Meine Hauptaufgabe ist in den Special Teams, das haben sie mir bei den 49ers von Anfang an gesagt. Wenn du kein Starter bist, musst du allerdings jede andere Position spielen können.

Dann müssen die Linebacker gewissermaßen zusammenhalten. Seid ihr denn ein verschworener Haufen?

Absolut. Wir sind eine richtige coole und enge Gruppe. Mittlerweile sind wir alle gut miteinander befreundet und gehen donnerstags oder freitags immer zusammen essen, um die Kameradschaft zu pflegen. Nach der letzten Saison sind wir sogar alle zusammen auf einen Linebacker-Trip nach Vegas gegangen.

Du hast vor kurzem einen neuen Vertrag über drei Jahre unterschrieben. Macht das die Arbeit leichter, gehst du freier ins Training und die Spiele?

Ganz ehrlich - nein. Die NFL ist ein Hardcore Business. Du musst dich jeden Tag neu beweisen, wenn du das nicht machst, dann ist es egal, ob du einen Zehnjahres-Vertrag hast oder nicht. Sie können dich jederzeit gehen lassen. Es gibt keine Zeit zum Relaxen.

Beim Training läuft sehr laut über große Boxen Hip Hop und Rap-Musik. Das ist doch eher ungewöhnlich.

Unser Headcoach Kyle Shanahan ist damit auch cool, und das sorgt für gute Stimmung. Das ist wichtig. Du musst Spaß damit haben. Wenn es keinen Spaß machen würden, wäre es nur noch angespannter und würde für Stress sorgen. Wir halten das alles richtig locker und gechillt.

Die Defensive der 49ers wird immer wieder gelobt, dabei läuft es in der Offense ebenfalls sehr gut. Jimmy Garoppolo spielt eine starke Saison und läuft nach einer langen Verletzung zur Hochform auf. Wie siehst du seine Entwicklung?

Jimmy ist schon krass. Das ist letztes Jahr blöd gelaufen, als er sich im dritten Spiel verletzt hat. Aber was er dieses Jahr abliefert, ist richtig richtig gut. Er macht einfach sein Ding und verbessert sich stetig. Es ist jetzt sein sechstes Jahr in der Liga, auch wenn er zuvor in den ersten vier Jahren bei den New England Patriots nicht so viel Spielzeit hatte. Er hat sich zu einem echten Leader entwickelt, der unser Team trägt und anfeuert.

Nach eurer ersten Niederlage gegen die Seahawks gab es allerdings vorwiegend Kritik für die Offense und Garoppolo. Ist das dann eher der Position des Quarterbacks geschuldet oder den überkritischen Medien in den USA?

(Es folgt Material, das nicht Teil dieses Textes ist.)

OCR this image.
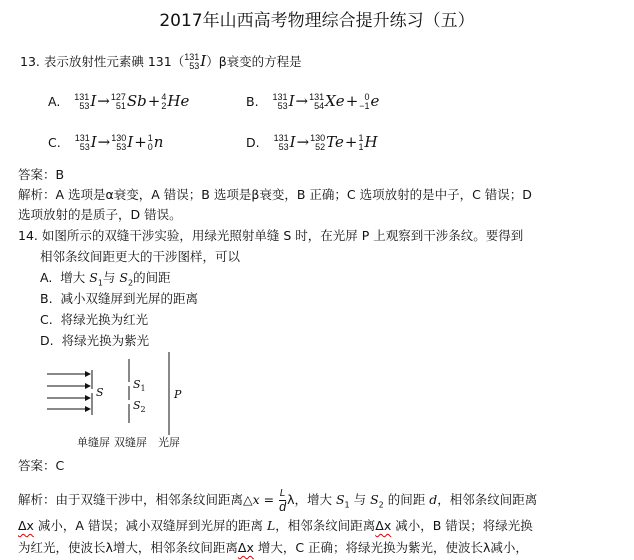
2017年山西高考物理综合提升练习（五）
13. 表示放射性元素碘 131（ 131
53 I）β衰变的方程是
A. 131
53 I→ 127
51 Sb+ 4
2 He	B. 131
53 I→ 131
54 Xe+ 0
−1 e
C. 131
53 I→ 130
53 I+ 1
0 n	D. 131
53 I→ 130
52 Te+ 1
1 H
答案：B
解析：A 选项是α衰变，A 错误；B 选项是β衰变，B 正确；C 选项放射的是中子，C 错误；D
选项放射的是质子，D 错误。
14. 如图所示的双缝干涉实验，用绿光照射单缝 S 时，在光屏 P 上观察到干涉条纹。要得到
相邻条纹间距更大的干涉图样，可以
A. 增大 $S_1$与 $S_2$的间距
B. 减小双缝屏到光屏的距离
C. 将绿光换为红光
D. 将绿光换为紫光
S
$S_1$
$S_2$
P
单缝屏 双缝屏 光屏
答案：C
解析：由于双缝干涉中，相邻条纹间距离△x = $\frac{L}{d}$ λ，增大 $S_1$ 与 $S_2$ 的间距 d，相邻条纹间距离
Δx 减小，A 错误；减小双缝屏到光屏的距离 L，相邻条纹间距离Δx 减小，B 错误；将绿光换
为红光，使波长λ增大，相邻条纹间距离Δx 增大，C 正确；将绿光换为紫光，使波长λ减小，
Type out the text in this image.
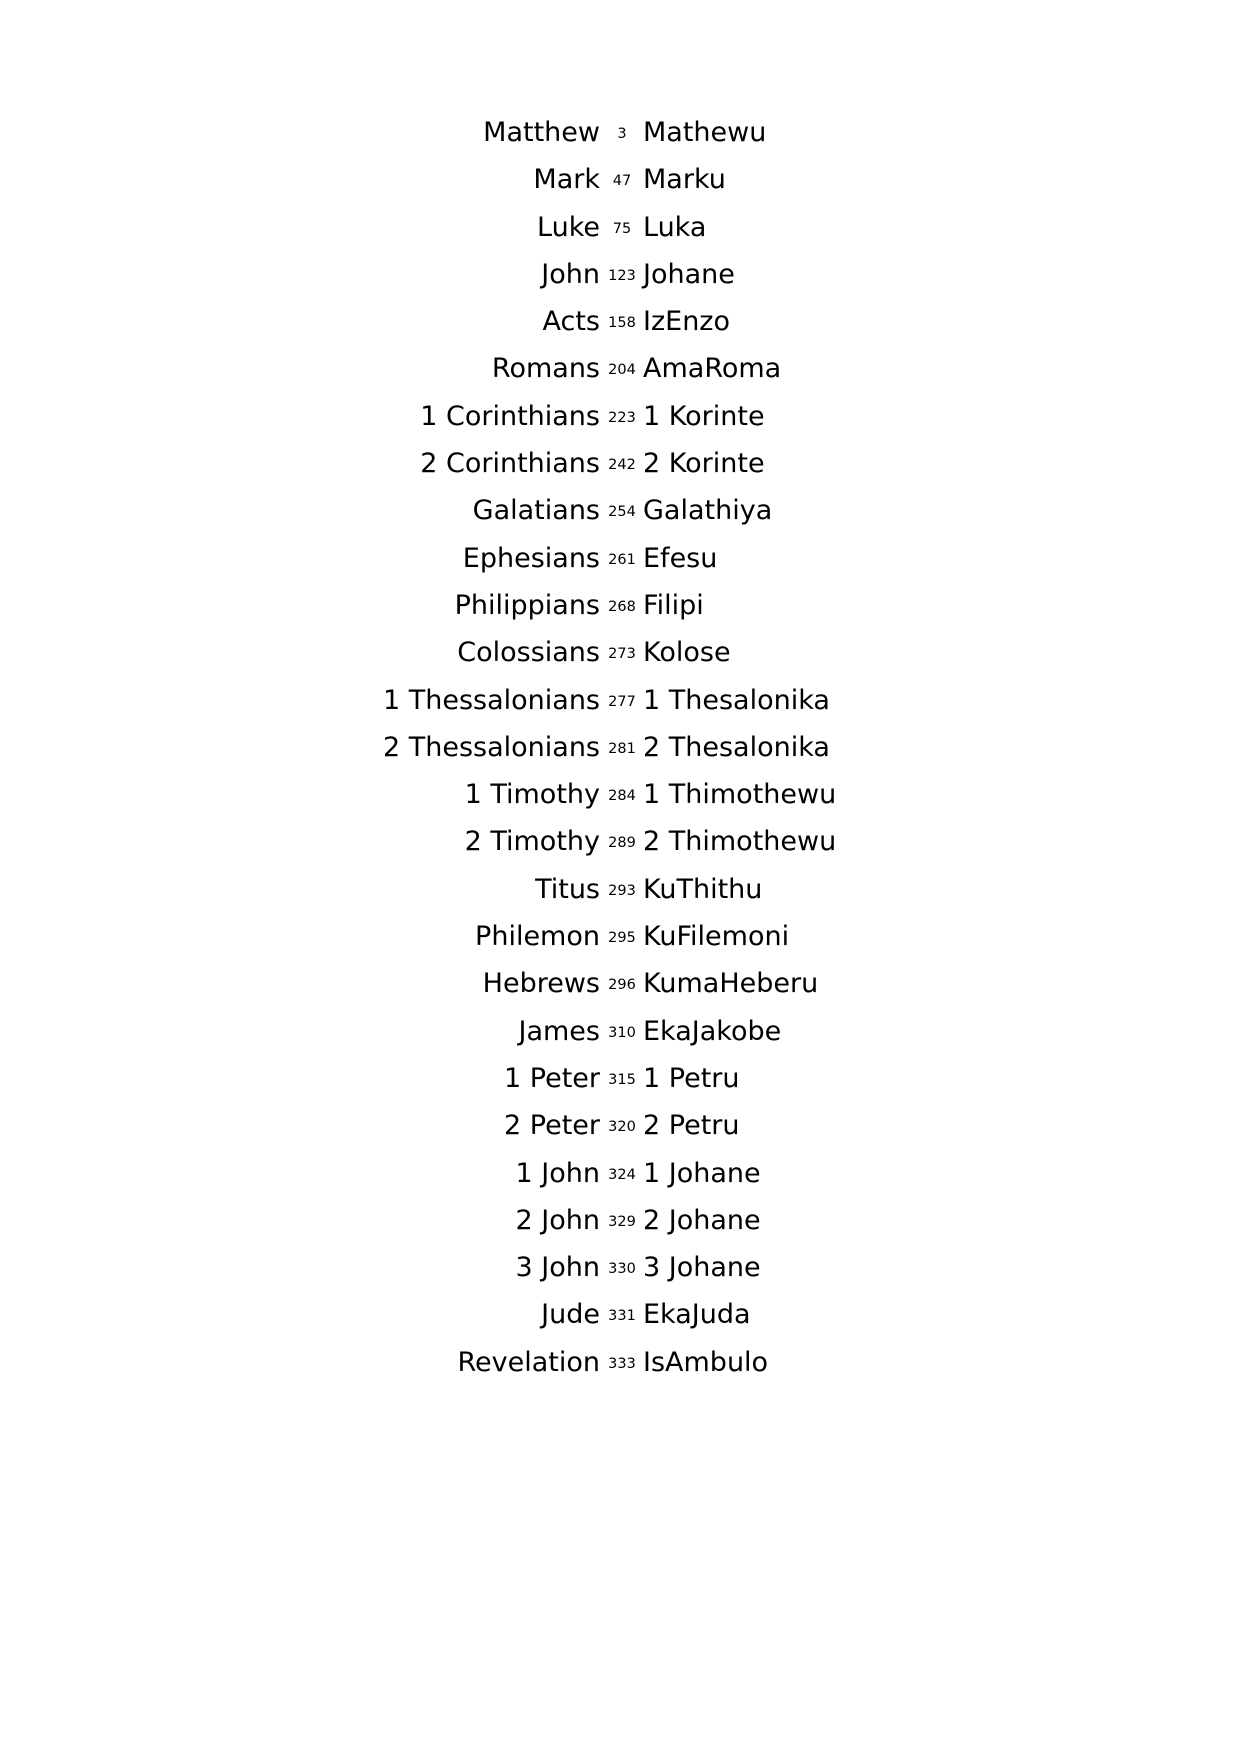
Matthew	3 Mathewu
Mark 47 Marku
Luke 75 Luka
John 123 Johane
Acts 158 IzEnzo
Romans 204 AmaRoma
1 Corinthians 223 1 Korinte
2 Corinthians 242 2 Korinte
Galatians 254 Galathiya
Ephesians 261 Efesu
Philippians 268 Filipi
Colossians 273 Kolose
1 Thessalonians 277 1 Thesalonika
2 Thessalonians 281 2 Thesalonika
1 Timothy 284 1 Thimothewu
2 Timothy 289 2 Thimothewu
Titus 293 KuThithu
Philemon 295 KuFilemoni
Hebrews 296 KumaHeberu
James 310 EkaJakobe
1 Peter 315 1 Petru
2 Peter 320 2 Petru
1 John 324 1 Johane
2 John 329 2 Johane
3 John 330 3 Johane
Jude 331 EkaJuda
Revelation 333 IsAmbulo
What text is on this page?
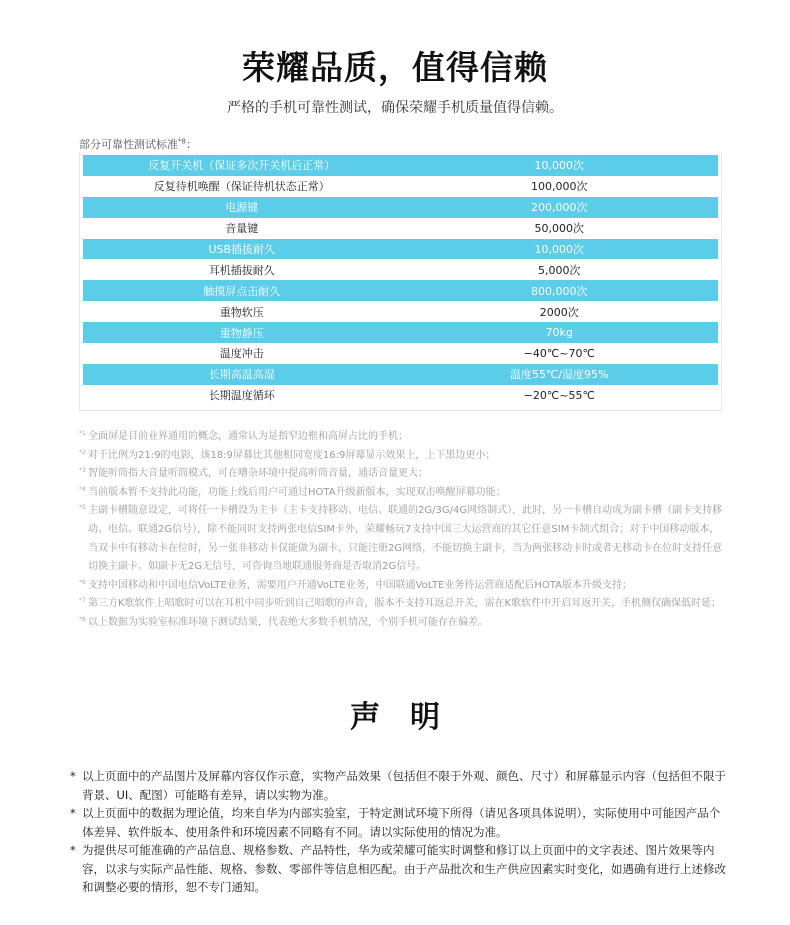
荣耀品质，值得信赖
严格的手机可靠性测试，确保荣耀手机质量值得信赖。
部分可靠性测试标准$^{*8}$：
反复开关机（保证多次开关机后正常）	10,000次
反复待机唤醒（保证待机状态正常）	100,000次
电源键	200,000次
音量键	50,000次
USB插拔耐久	10,000次
耳机插拔耐久	5,000次
触摸屏点击耐久	800,000次
重物软压	2000次
重物静压	70kg
温度冲击	−40℃~70℃
长期高温高湿	温度55℃/湿度95%
长期温度循环	−20℃~55℃
*1 全面屏是目前业界通用的概念，通常认为是指窄边框和高屏占比的手机；
*2 对于比例为21:9的电影，该18:9屏幕比其他相同宽度16:9屏幕显示效果上，上下黑边更小；
*3 智能听筒指大音量听筒模式，可在嘈杂环境中提高听筒音量，通话音量更大；
*4 当前版本暂不支持此功能，功能上线后用户可通过HOTA升级新版本，实现双击唤醒屏幕功能；
*5 主副卡槽随意设定，可将任一卡槽设为主卡（主卡支持移动、电信、联通的2G/3G/4G网络制式），此时，另一卡槽自动成为副卡槽（副卡支持移动、电信、联通2G信号），除不能同时支持两张电信SIM卡外，荣耀畅玩7支持中国三大运营商的其它任意SIM卡制式组合；对于中国移动版本，当双卡中有移动卡在位时，另一张非移动卡仅能做为副卡，只能注册2G网络，不能切换主副卡，当为两张移动卡时或者无移动卡在位时支持任意切换主副卡。如副卡无2G无信号，可咨询当地联通服务商是否取消2G信号。
*6 支持中国移动和中国电信VoLTE业务，需要用户开通VoLTE业务，中国联通VoLTE业务待运营商适配后HOTA版本升级支持；
*7 第三方K歌软件上唱歌时可以在耳机中同步听到自己唱歌的声音，版本不支持耳返总开关，需在K歌软件中开启耳返开关，手机侧仅确保低时延；
*8 以上数据为实验室标准环境下测试结果，代表绝大多数手机情况，个别手机可能存在偏差。
声明
* 以上页面中的产品图片及屏幕内容仅作示意，实物产品效果（包括但不限于外观、颜色、尺寸）和屏幕显示内容（包括但不限于背景、UI、配图）可能略有差异，请以实物为准。
* 以上页面中的数据为理论值，均来自华为内部实验室，于特定测试环境下所得（请见各项具体说明），实际使用中可能因产品个体差异、软件版本、使用条件和环境因素不同略有不同。请以实际使用的情况为准。
* 为提供尽可能准确的产品信息、规格参数、产品特性，华为或荣耀可能实时调整和修订以上页面中的文字表述、图片效果等内容，以求与实际产品性能、规格、参数、零部件等信息相匹配。由于产品批次和生产供应因素实时变化，如遇确有进行上述修改和调整必要的情形，恕不专门通知。
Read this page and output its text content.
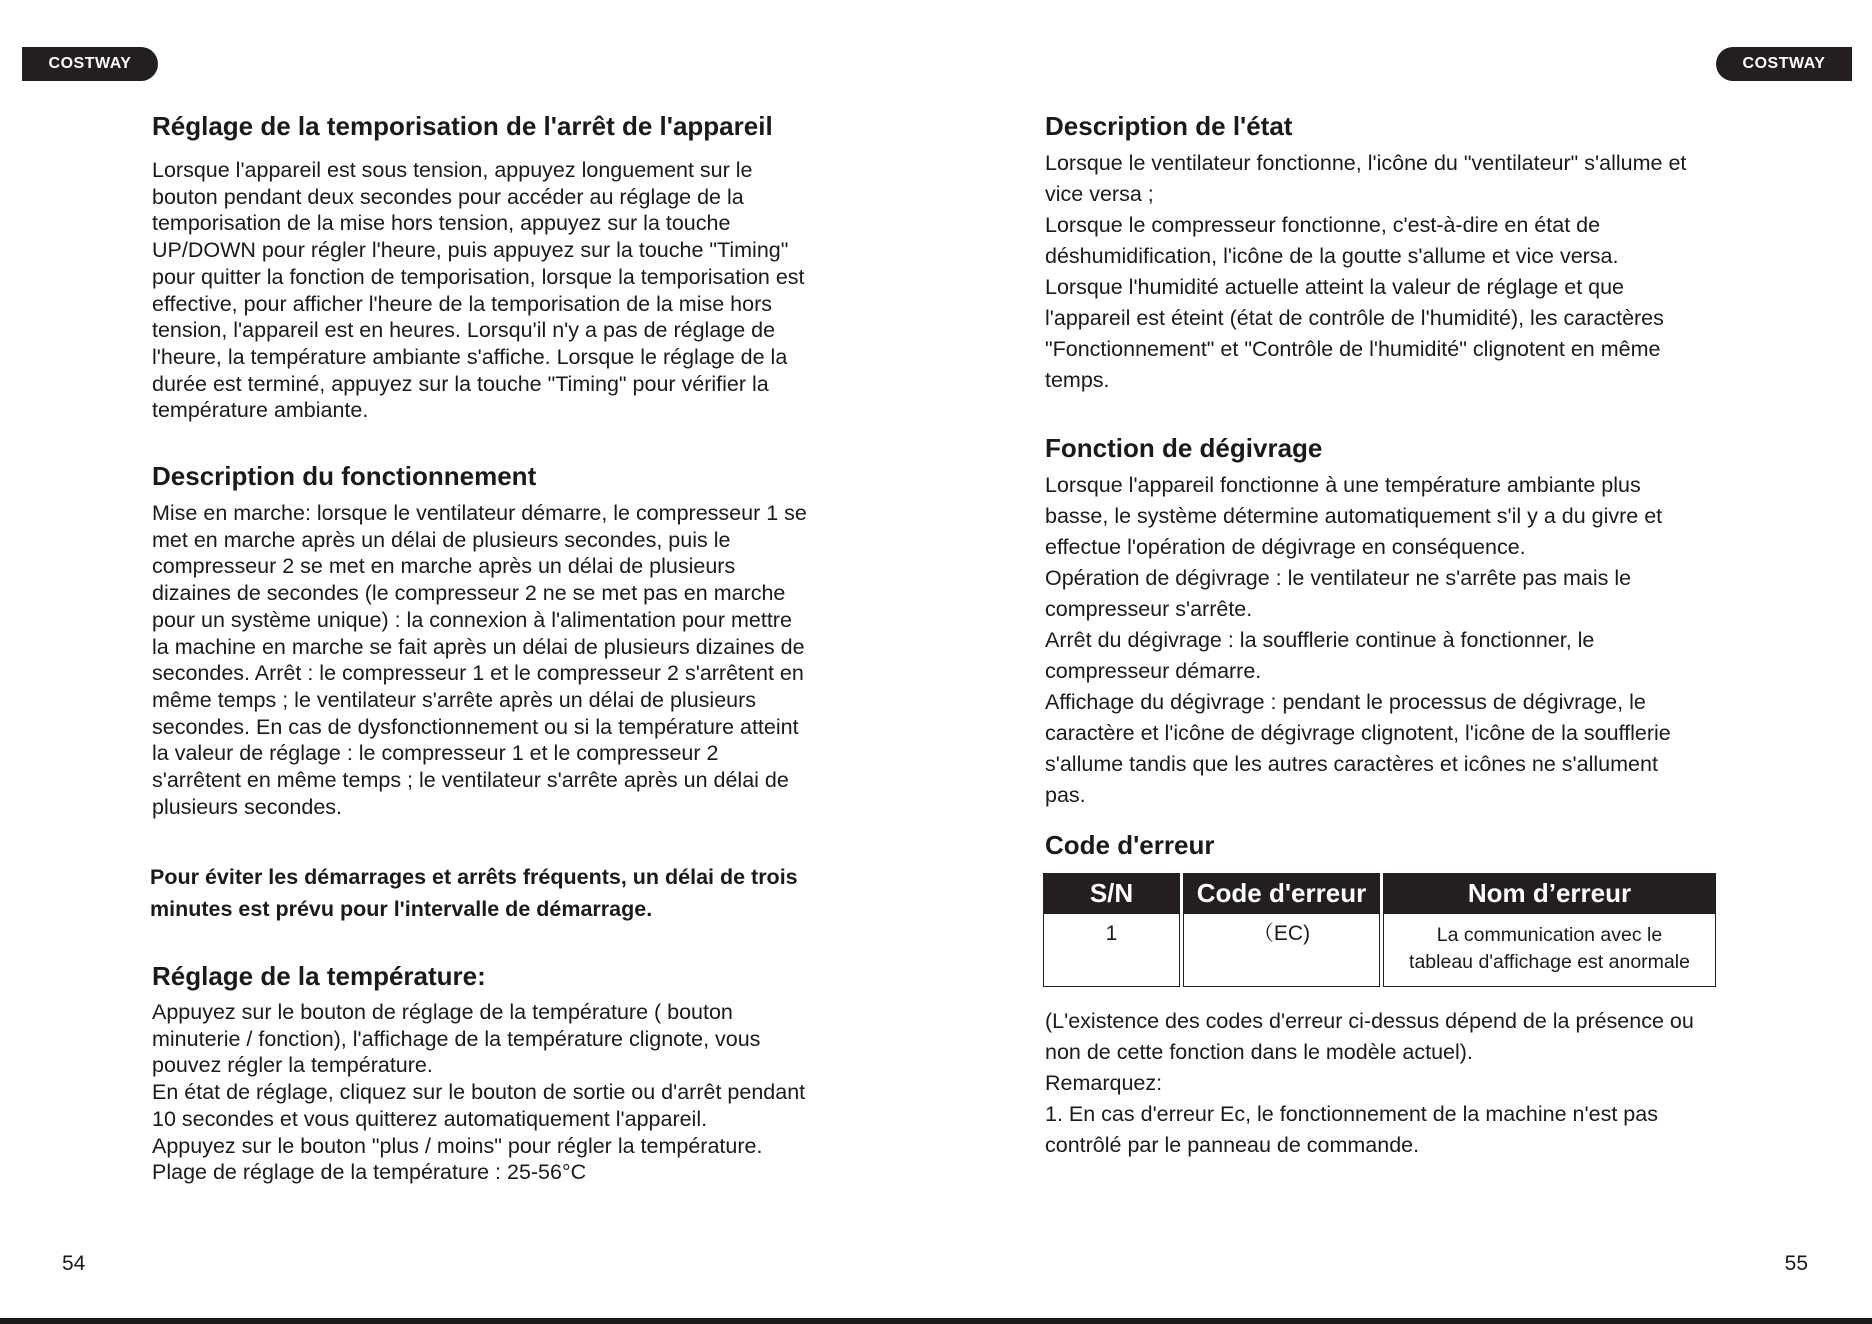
COSTWAY
Réglage de la temporisation de l'arrêt de l'appareil
Lorsque l'appareil est sous tension, appuyez longuement sur le
bouton pendant deux secondes pour accéder au réglage de la
temporisation de la mise hors tension, appuyez sur la touche
UP/DOWN pour régler l'heure, puis appuyez sur la touche "Timing"
pour quitter la fonction de temporisation, lorsque la temporisation est
effective, pour afficher l'heure de la temporisation de la mise hors
tension, l'appareil est en heures. Lorsqu'il n'y a pas de réglage de
l'heure, la température ambiante s'affiche. Lorsque le réglage de la
durée est terminé, appuyez sur la touche "Timing" pour vérifier la
température ambiante.
Description du fonctionnement
Mise en marche: lorsque le ventilateur démarre, le compresseur 1 se
met en marche après un délai de plusieurs secondes, puis le
compresseur 2 se met en marche après un délai de plusieurs
dizaines de secondes (le compresseur 2 ne se met pas en marche
pour un système unique) : la connexion à l'alimentation pour mettre
la machine en marche se fait après un délai de plusieurs dizaines de
secondes. Arrêt : le compresseur 1 et le compresseur 2 s'arrêtent en
même temps ; le ventilateur s'arrête après un délai de plusieurs
secondes. En cas de dysfonctionnement ou si la température atteint
la valeur de réglage : le compresseur 1 et le compresseur 2
s'arrêtent en même temps ; le ventilateur s'arrête après un délai de
plusieurs secondes.
Pour éviter les démarrages et arrêts fréquents, un délai de trois
minutes est prévu pour l'intervalle de démarrage.
Réglage de la température:
Appuyez sur le bouton de réglage de la température ( bouton
minuterie / fonction), l'affichage de la température clignote, vous
pouvez régler la température.
En état de réglage, cliquez sur le bouton de sortie ou d'arrêt pendant
10 secondes et vous quitterez automatiquement l'appareil.
Appuyez sur le bouton "plus / moins" pour régler la température.
Plage de réglage de la température : 25-56°C
54
COSTWAY
Description de l'état
Lorsque le ventilateur fonctionne, l'icône du "ventilateur" s'allume et
vice versa ;
Lorsque le compresseur fonctionne, c'est-à-dire en état de
déshumidification, l'icône de la goutte s'allume et vice versa.
Lorsque l'humidité actuelle atteint la valeur de réglage et que
l'appareil est éteint (état de contrôle de l'humidité), les caractères
"Fonctionnement" et "Contrôle de l'humidité" clignotent en même
temps.
Fonction de dégivrage
Lorsque l'appareil fonctionne à une température ambiante plus
basse, le système détermine automatiquement s'il y a du givre et
effectue l'opération de dégivrage en conséquence.
Opération de dégivrage : le ventilateur ne s'arrête pas mais le
compresseur s'arrête.
Arrêt du dégivrage : la soufflerie continue à fonctionner, le
compresseur démarre.
Affichage du dégivrage : pendant le processus de dégivrage, le
caractère et l'icône de dégivrage clignotent, l'icône de la soufflerie
s'allume tandis que les autres caractères et icônes ne s'allument
pas.
Code d'erreur
S/N	Code d'erreur	Nom d’erreur
1	（EC)	La communication avec le
tableau d'affichage est anormale
(L'existence des codes d'erreur ci-dessus dépend de la présence ou
non de cette fonction dans le modèle actuel).
Remarquez:
1. En cas d'erreur Ec, le fonctionnement de la machine n'est pas
contrôlé par le panneau de commande.
55
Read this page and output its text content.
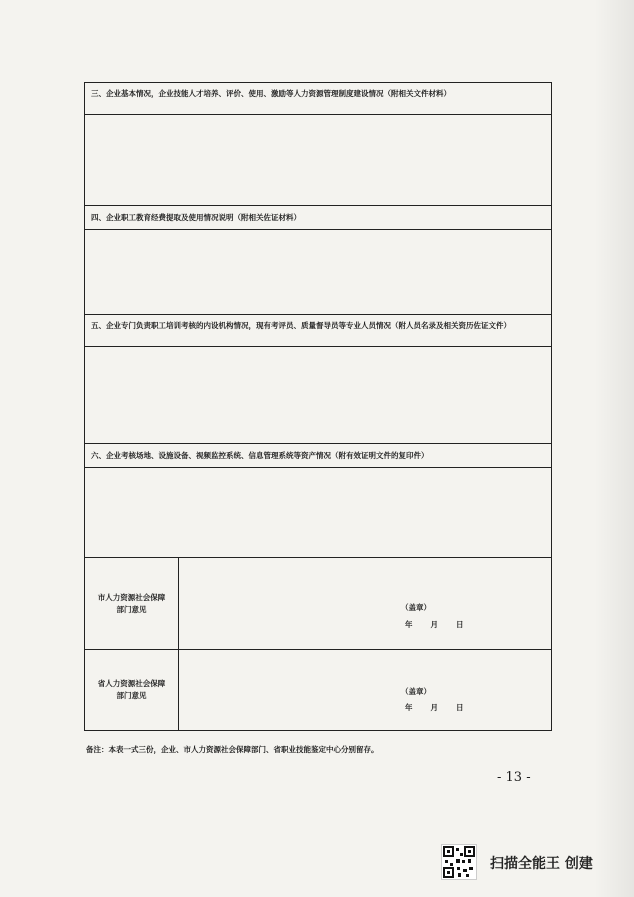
三、企业基本情况，企业技能人才培养、评价、使用、激励等人力资源管理制度建设情况（附相关文件材料）
四、企业职工教育经费提取及使用情况说明（附相关佐证材料）
五、企业专门负责职工培训考核的内设机构情况，现有考评员、质量督导员等专业人员情况（附人员名录及相关资历佐证文件）
六、企业考核场地、设施设备、视频监控系统、信息管理系统等资产情况（附有效证明文件的复印件）
市人力资源社会保障部门意见	（盖章）
年 月 日
省人力资源社会保障部门意见	（盖章）
年 月 日
备注：本表一式三份，企业、市人力资源社会保障部门、省职业技能鉴定中心分别留存。
- 13 -
扫描全能王 创建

Man muss sich das Spiel einfach nochmal anschauen. Da gab es auf beiden Seiten genügend Punkte, bei denen man etwas verbessern kann. Bei uns ist es jedenfalls nicht so, dass dann die eine oder andere Seite des Balles mehr Schuld an der Niederlage trägt. Es ist in dem Spiel einfach nicht so gelaufen, wie es sein sollte.

Um Football einem breiteren Publikum in Deutschland zu vermitteln, braucht es oft einen größeren Zusammenhang. Der Protest des ehemaligen 49ers-Quarterbacks Colin Kaepernick wäre so eine Geschichte oder die Vorwürfe gegen Skandalprofi Antonio Brown zu Saisonbeginn. Spielen solche Themen in eurer Kabine eine Rolle?

Vielleicht wird mal ganz kurz darüber geredet. Aber wir sind während der Saison so damit beschäftigt, uns auf unseren Job zu konzentrieren. Diese Geschichten von außen sind nicht wirklich ein Thema.

Wie nimmst du wahr, dass die NFL seit ein paar Jahren in Deutschland total im Kommen ist? Immerhin hast du im letzten Jahr das Fan-Voting zum "All-Star Game" im Bereich der Special Teams gewonnen, weil du so viele Stimmen aus Deutschland erhalten hast.

Das war das Geilste, was ich erlebt habe - dieser Support aus Deutschland. Alle sind sie durchgedreht. Das hat mir wirklich etwas bedeutet. Ich merke, dass der Sport wächst und das Interesse da ist. RanNFL ist ja mittlerweile riesig und ich bin auch mit den Moderatoren Björn Werner und Patrick Esume befreundet. Die machen einen richtig guten Job, den Leuten den Sport zu erklären. Viele in Deutschland kennen die Regeln ja nicht so genau.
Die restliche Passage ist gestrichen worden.